Иногда, идучи в жаркий полдень под руку с Обломовым, она лениво обопрется на плечо его и идет машинально, в каком-то изнеможении, молчит упорно. Бодрость пропадает в ней; взгляд утомленный, без живости, делается неподвижен, устремляется куда-нибудь на одну точку, и ей лень обратить его на другой предмет.
Ей становится тяжело, что-то давит грудь, беспокоит. Она снимет мантилью, косынку с плеч, но и это не помогает – все давит, все теснит. Она бы легла под дерево и пролежала так целые часы.
Обломов теряется, машет веткой ей в лицо, но она нетерпеливым знаком устранит его заботы и мается.
Потом вдруг вздохнет, оглянется вокруг себя сознательно, поглядит на него, пожмет руку, улыбнется, и опять явится бодрость, смех, и она уже владеет собой.
Особенно однажды вечером она впала в это тревожное состояние, в какой-то лунатизм любви, и явилась Обломову в новом свете.
Было душно, жарко; из леса глухо шумел теплый ветер; небо заволакивало тяжелыми облаками. Становилось все темнее и темнее.

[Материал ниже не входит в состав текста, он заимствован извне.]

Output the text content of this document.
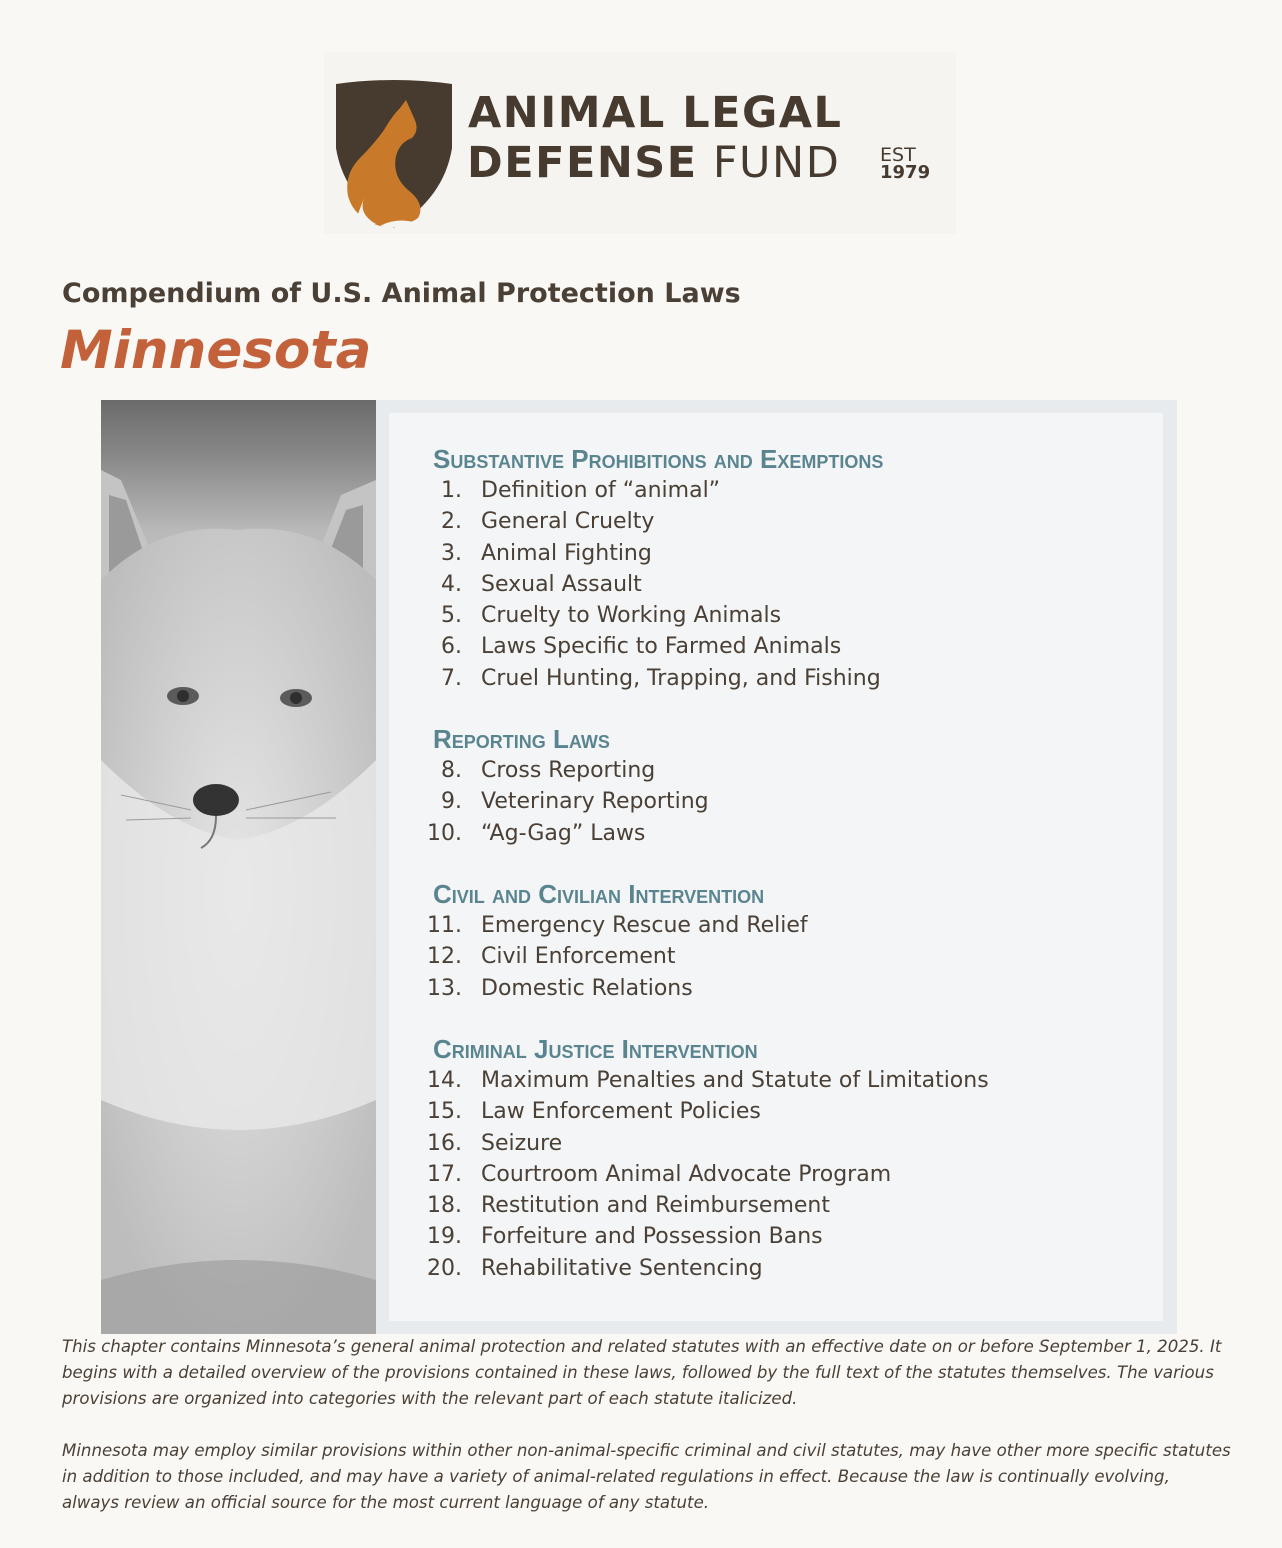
ANIMAL LEGAL
DEFENSE FUND EST
1979
Compendium of U.S. Animal Protection Laws
Minnesota
Substantive Prohibitions and Exemptions
1. Definition of “animal”
2. General Cruelty
3. Animal Fighting
4. Sexual Assault
5. Cruelty to Working Animals
6. Laws Specific to Farmed Animals
7. Cruel Hunting, Trapping, and Fishing
Reporting Laws
8. Cross Reporting
9. Veterinary Reporting
10. “Ag-Gag” Laws
Civil and Civilian Intervention
11. Emergency Rescue and Relief
12. Civil Enforcement
13. Domestic Relations
Criminal Justice Intervention
14. Maximum Penalties and Statute of Limitations
15. Law Enforcement Policies
16. Seizure
17. Courtroom Animal Advocate Program
18. Restitution and Reimbursement
19. Forfeiture and Possession Bans
20. Rehabilitative Sentencing

This chapter contains Minnesota’s general animal protection and related statutes with an effective date on or before September 1, 2025. It begins with a detailed overview of the provisions contained in these laws, followed by the full text of the statutes themselves. The various provisions are organized into categories with the relevant part of each statute italicized.

Minnesota may employ similar provisions within other non-animal-specific criminal and civil statutes, may have other more specific statutes in addition to those included, and may have a variety of animal-related regulations in effect. Because the law is continually evolving, always review an official source for the most current language of any statute.
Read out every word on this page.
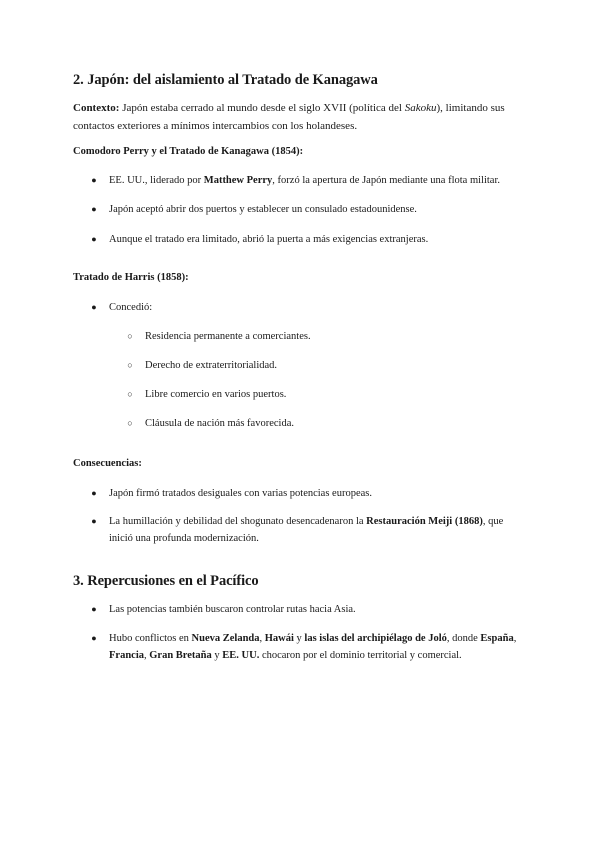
2. Japón: del aislamiento al Tratado de Kanagawa

Contexto: Japón estaba cerrado al mundo desde el siglo XVII (política del Sakoku), limitando sus contactos exteriores a mínimos intercambios con los holandeses.

Comodoro Perry y el Tratado de Kanagawa (1854):

● EE. UU., liderado por Matthew Perry, forzó la apertura de Japón mediante una flota militar.
● Japón aceptó abrir dos puertos y establecer un consulado estadounidense.
● Aunque el tratado era limitado, abrió la puerta a más exigencias extranjeras.

Tratado de Harris (1858):

● Concedió:
○ Residencia permanente a comerciantes.
○ Derecho de extraterritorialidad.
○ Libre comercio en varios puertos.
○ Cláusula de nación más favorecida.

Consecuencias:

● Japón firmó tratados desiguales con varias potencias europeas.
● La humillación y debilidad del shogunato desencadenaron la Restauración Meiji (1868), que inició una profunda modernización.
3. Repercusiones en el Pacífico
● Las potencias también buscaron controlar rutas hacia Asia.
● Hubo conflictos en Nueva Zelanda, Hawái y las islas del archipiélago de Joló, donde España, Francia, Gran Bretaña y EE. UU. chocaron por el dominio territorial y comercial.
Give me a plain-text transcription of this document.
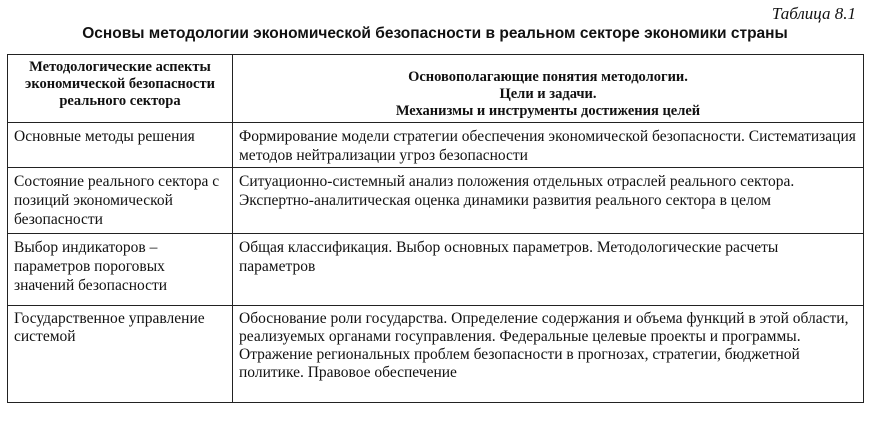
Таблица 8.1
Основы методологии экономической безопасности в реальном секторе экономики страны
Методологические аспекты экономической безопасности реального сектора	Основополагающие понятия методологии.
Цели и задачи.
Механизмы и инструменты достижения целей

Основные методы решения	Формирование модели стратегии обеспечения экономической безопасности. Систематизация методов нейтрализации угроз безопасности
Состояние реального сектора с позиций экономической безопасности	Ситуационно-системный анализ положения отдельных отраслей реального сектора. Экспертно-аналитическая оценка динамики развития реального сектора в целом
Выбор индикаторов – параметров пороговых значений безопасности	Общая классификация. Выбор основных параметров. Методологические расчеты параметров
Государственное управление системой	Обоснование роли государства. Определение содержания и объема функций в этой области, реализуемых органами госуправления. Федеральные целевые проекты и программы. Отражение региональных проблем безопасности в прогнозах, стратегии, бюджетной политике. Правовое обеспечение
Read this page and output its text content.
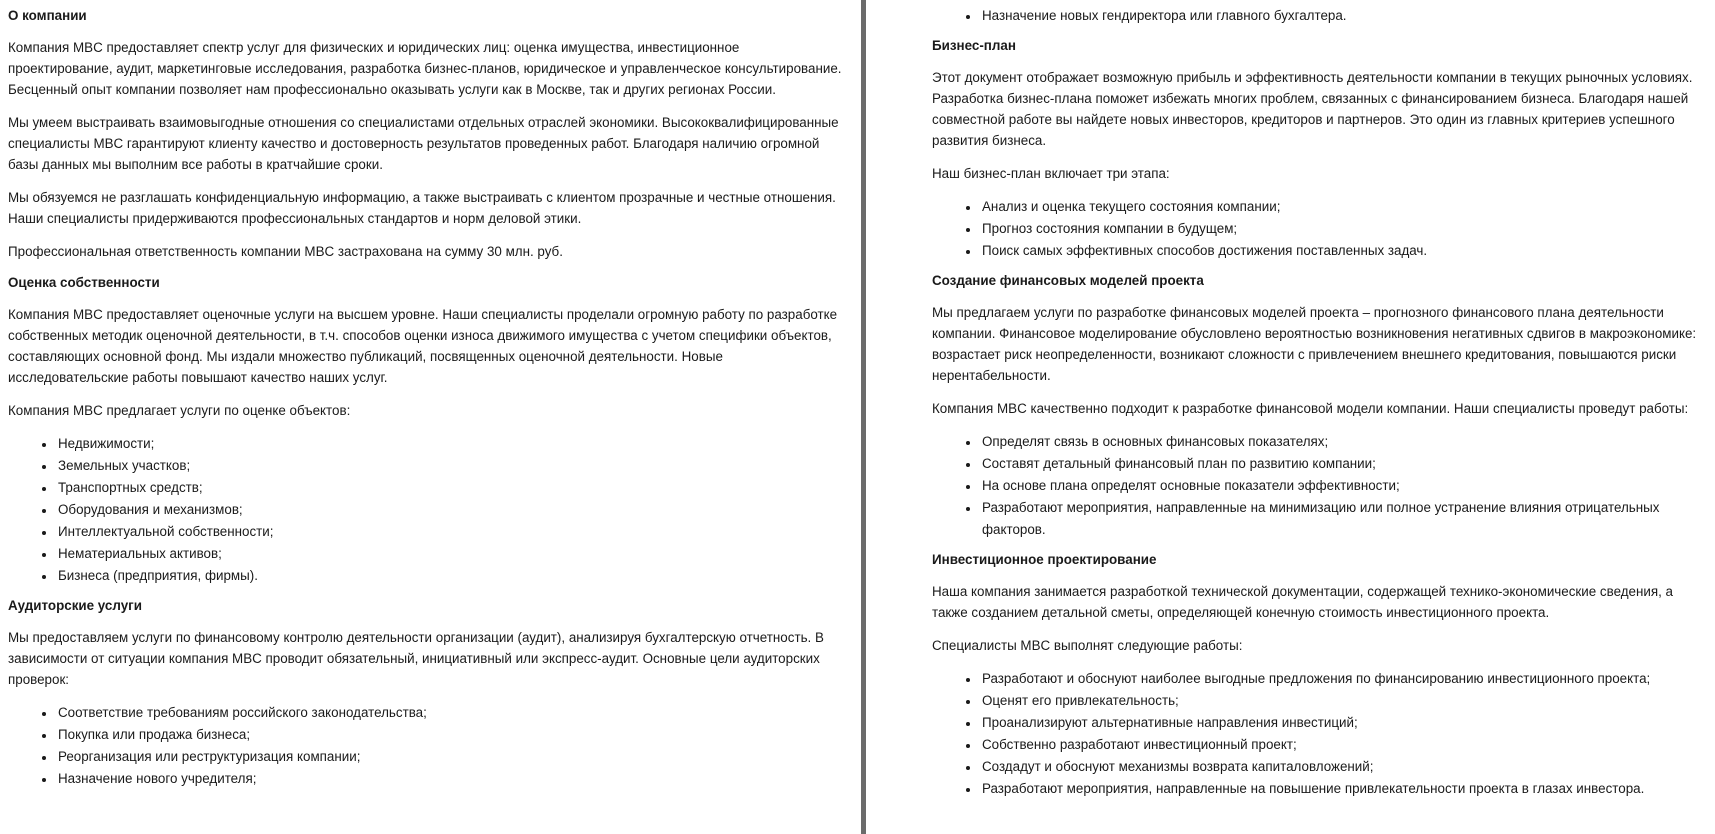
О компании

Компания MBC предоставляет спектр услуг для физических и юридических лиц: оценка имущества, инвестиционное проектирование, аудит, маркетинговые исследования, разработка бизнес-планов, юридическое и управленческое консультирование. Бесценный опыт компании позволяет нам профессионально оказывать услуги как в Москве, так и других регионах России.

Мы умеем выстраивать взаимовыгодные отношения со специалистами отдельных отраслей экономики. Высококвалифицированные специалисты MBC гарантируют клиенту качество и достоверность результатов проведенных работ. Благодаря наличию огромной базы данных мы выполним все работы в кратчайшие сроки.

Мы обязуемся не разглашать конфиденциальную информацию, а также выстраивать с клиентом прозрачные и честные отношения. Наши специалисты придерживаются профессиональных стандартов и норм деловой этики.

Профессиональная ответственность компании MBC застрахована на сумму 30 млн. руб.

Оценка собственности

Компания MBC предоставляет оценочные услуги на высшем уровне. Наши специалисты проделали огромную работу по разработке собственных методик оценочной деятельности, в т.ч. способов оценки износа движимого имущества с учетом специфики объектов, составляющих основной фонд. Мы издали множество публикаций, посвященных оценочной деятельности. Новые исследовательские работы повышают качество наших услуг.

Компания MBC предлагает услуги по оценке объектов:

• Недвижимости;
• Земельных участков;
• Транспортных средств;
• Оборудования и механизмов;
• Интеллектуальной собственности;
• Нематериальных активов;
• Бизнеса (предприятия, фирмы).
Аудиторские услуги

Мы предоставляем услуги по финансовому контролю деятельности организации (аудит), анализируя бухгалтерскую отчетность. В зависимости от ситуации компания MBC проводит обязательный, инициативный или экспресс-аудит. Основные цели аудиторских проверок:

• Соответствие требованиям российского законодательства;
• Покупка или продажа бизнеса;
• Реорганизация или реструктуризация компании;
• Назначение нового учредителя;
• Назначение новых гендиректора или главного бухгалтера.
Бизнес-план

Этот документ отображает возможную прибыль и эффективность деятельности компании в текущих рыночных условиях. Разработка бизнес-плана поможет избежать многих проблем, связанных с финансированием бизнеса. Благодаря нашей совместной работе вы найдете новых инвесторов, кредиторов и партнеров. Это один из главных критериев успешного развития бизнеса.

Наш бизнес-план включает три этапа:

• Анализ и оценка текущего состояния компании;
• Прогноз состояния компании в будущем;
• Поиск самых эффективных способов достижения поставленных задач.
Создание финансовых моделей проекта

Мы предлагаем услуги по разработке финансовых моделей проекта – прогнозного финансового плана деятельности компании. Финансовое моделирование обусловлено вероятностью возникновения негативных сдвигов в макроэкономике: возрастает риск неопределенности, возникают сложности с привлечением внешнего кредитования, повышаются риски нерентабельности.

Компания MBC качественно подходит к разработке финансовой модели компании. Наши специалисты проведут работы:

• Определят связь в основных финансовых показателях;
• Составят детальный финансовый план по развитию компании;
• На основе плана определят основные показатели эффективности;
• Разработают мероприятия, направленные на минимизацию или полное устранение влияния отрицательных факторов.
Инвестиционное проектирование

Наша компания занимается разработкой технической документации, содержащей технико-экономические сведения, а также созданием детальной сметы, определяющей конечную стоимость инвестиционного проекта.

Специалисты MBC выполнят следующие работы:

• Разработают и обоснуют наиболее выгодные предложения по финансированию инвестиционного проекта;
• Оценят его привлекательность;
• Проанализируют альтернативные направления инвестиций;
• Собственно разработают инвестиционный проект;
• Создадут и обоснуют механизмы возврата капиталовложений;
• Разработают мероприятия, направленные на повышение привлекательности проекта в глазах инвестора.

– Дождь будет, – сказал барон и уехал домой.
Тетка ушла в свою комнату. Ольга долго, задумчиво играла на фортепьяно, но потом оставила.
– Не могу, у меня пальцы дрожат, мне как будто душно, – сказала она Обломову. – Походимте по саду.
Долго ходили они молча по аллеям рука в руку. Руки у ней влажны и мягки. Они вошли в парк.
Деревья и кусты смешались в мрачную массу; в двух шагах ничего не было видно; только беловатой полосой змеились песчаные дорожки.
Ольга пристально вглядывалась в мрак и жалась к Обломову. Молча блуждали они.
– Мне страшно! – вдруг, вздрогнув, сказала она, когда они почти ощупью пробирались в узкой аллее, между двух черных, непроницаемых стен леса.
– Чего? – спросил он. – Не бойся, Ольга, я с тобой.
– Мне страшно и тебя! – говорила она шепотом. – Но как-то хорошо страшно! Сердце замирает. Дай руку, попробуй, как оно бьется.
А сама вздрагивала и озиралась вокруг.
– Видишь, видишь? – вздрогнув, шептала она, крепко хватая его обеими руками за плечо. – Ты не видишь, мелькает в темноте кто-то?..
Она теснее прижалась к нему.
– Никого нет… – говорил он; но и у него мурашки поползли по спине.
– Закрой мне глаза скорей чем-нибудь… крепче! – шепотом говорила она… – Ну, теперь ничего… Это нервы, – прибавила она с волнением. – Вон опять! Смотри, кто это? Сядем где-нибудь на скамье…
Он ощупью отыскал скамью и посадил ее.
– Пойдем домой, Ольга, – уговаривал он, – ты нездорова.
Она положила ему голову на плечо.
– Нет, здесь воздух свежее, – сказала она, – у меня тут теснит, у сердца.
Она дышала горячо ему на щеку.
Он дотронулся до ее головы рукой – и голова горяча. Грудь тяжело дышит и облегчается частыми вздохами.
– Не лучше ли домой? – твердил в беспокойстве Обломов, – надо лечь…
– Нет, нет, оставь меня, не трогай… – говорила она томно, чуть слышно, – у меня здесь горит… – указывала она на грудь.
– Право, пойдем домой… – торопил Обломов.
– Нет, постой, это пройдет…
Она сжимала ему руку и по временам близко взглядывала в глаза и долго молчала. Потом начала плакать, сначала тихонько, потом навзрыд. Он растерялся.